Article 421. Freedom of Contract.
Article 421. Freedom of Contract.
Article 421. Freedom of Contract.
1. Citizens and legal entities shall be free in concluding a contract. Coercion to conclude a contract shall not be permitted except for instances when the duty to conclude a contract has been provided for by this Code, by a law, or by a voluntarily accepted obligation.
2. The parties may conclude a contract which is either provided for or is not provided for by a law or other legal acts.
3. The parties may conclude a contract which contains elements of various contracts provided for by a law or other legal acts (mixed contact). The rules on contracts whose elements are contained in a mixed contract shall apply in respective parts to the relations of the parties under a mixed contract unless it follows otherwise from the agreement of the parties or the essence of the mixed contract.

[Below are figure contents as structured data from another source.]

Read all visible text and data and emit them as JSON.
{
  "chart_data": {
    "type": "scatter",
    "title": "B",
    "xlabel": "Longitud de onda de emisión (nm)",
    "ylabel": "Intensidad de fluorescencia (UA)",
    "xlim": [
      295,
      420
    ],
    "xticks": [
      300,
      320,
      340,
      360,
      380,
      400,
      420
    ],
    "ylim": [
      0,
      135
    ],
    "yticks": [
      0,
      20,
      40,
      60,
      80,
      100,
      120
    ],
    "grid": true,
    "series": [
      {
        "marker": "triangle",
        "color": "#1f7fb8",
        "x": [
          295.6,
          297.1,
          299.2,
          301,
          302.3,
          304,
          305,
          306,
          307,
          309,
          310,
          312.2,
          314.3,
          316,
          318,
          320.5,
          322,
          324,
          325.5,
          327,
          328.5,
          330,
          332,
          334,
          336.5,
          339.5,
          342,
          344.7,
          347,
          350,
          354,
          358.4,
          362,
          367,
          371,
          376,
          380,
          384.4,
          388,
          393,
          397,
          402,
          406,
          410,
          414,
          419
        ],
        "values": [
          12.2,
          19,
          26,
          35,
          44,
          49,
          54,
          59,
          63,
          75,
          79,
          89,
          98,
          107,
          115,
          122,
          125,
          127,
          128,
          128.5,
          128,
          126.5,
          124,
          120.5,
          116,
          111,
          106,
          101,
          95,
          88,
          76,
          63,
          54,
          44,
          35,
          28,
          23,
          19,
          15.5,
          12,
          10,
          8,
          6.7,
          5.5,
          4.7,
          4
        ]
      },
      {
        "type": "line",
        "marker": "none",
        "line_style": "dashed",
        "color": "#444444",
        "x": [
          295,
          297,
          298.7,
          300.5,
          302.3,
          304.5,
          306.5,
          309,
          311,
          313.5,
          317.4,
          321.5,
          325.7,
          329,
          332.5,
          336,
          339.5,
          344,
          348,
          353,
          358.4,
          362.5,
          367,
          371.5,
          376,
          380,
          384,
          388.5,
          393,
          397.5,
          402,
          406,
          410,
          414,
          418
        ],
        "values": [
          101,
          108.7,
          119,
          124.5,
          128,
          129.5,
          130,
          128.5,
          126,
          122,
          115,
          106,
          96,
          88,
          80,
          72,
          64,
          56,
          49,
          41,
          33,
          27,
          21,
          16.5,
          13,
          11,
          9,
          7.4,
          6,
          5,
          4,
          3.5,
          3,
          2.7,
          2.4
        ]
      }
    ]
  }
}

4. The conditions of a contract shall be determined at discretion of the parties except for instances when the content of the respective condition has been prescribed by a law or other legal acts (Article 422). In instances when a condition of a contract has been provided for by a norm which applies insofar as not established otherwise by agreement of the parties (dispositive norm), the parties may by their agreement exclude the application thereof or establish a condition which differs from that provided therein. In the absence of such agreement, the condition of the contract shall be determined by the dispositive norm.
5. If a condition of a contract has not been determined by the parties or by a dispositive norm, the respective conditions shall be determined by the customs of business usage applicable to the relations of the parties.
Article 427. Model Conditions of Contract.
Article 427. Model Conditions of Contract.
1. It may be provided in a contract that its individual conditions shall be determined by model conditions worked out for contracts of the respective type and published in the press.
2. In instances when a reference to model conditions is not contained in the contract, such model conditions shall apply to the relations of the parties as customs of business practice if they meet the requirements established by Article 5 and by Article 421(5) of this Code.
3. Model conditions may be stated in the form of a model contract or other document containing these conditions.  
Article 5. Customs in business practice.
Article 5. Customs in business practice.
1. A custom in business practice is recognized to be a rule of behaviour not provided for by the legislation that has long developed and been in wide use in some business field regardless of whether or not it has been recorded in a document.
2. Business practice customs conflicting with the legislation or contract provisions that are binding on the parties to appropriate relations shall not be applied.
Article 428. Contract of Adhesion.
Article 428. Contract of Adhesion.
1. A contract of adhesion shall be deemed to be a contract whose conditions have been determined by one of the parties in model forms or other standard forms and which could be accepted by the other party not other than by means of adhering to the offered contract as a whole.
2. A party which has adhered to the contract shall have the right to demand dissolution or change of the contract if the contract of adhesion, although not contrary to a law or other legal acts, deprives this party of the rights usually granted under contracts of that type, excludes or restricts the responsibility of the other party for a violation of obligations, or contains other conditions clearly burdensome for the adhering party which it, proceeding form its own reasonably understood interests, would not have accepted, had it the opportunity to participate in determining the conditions of the contract.
3. When the circumstances provided for by point 3 of this Article are present, the demand concerning dissolution or change of the contract presented by a party which has adhered to the contract in connection with the effectuation of its entrepreneurial activity shall not be subject to satisfaction, if the adhering party know or should have know on what conditions it concluded the contract.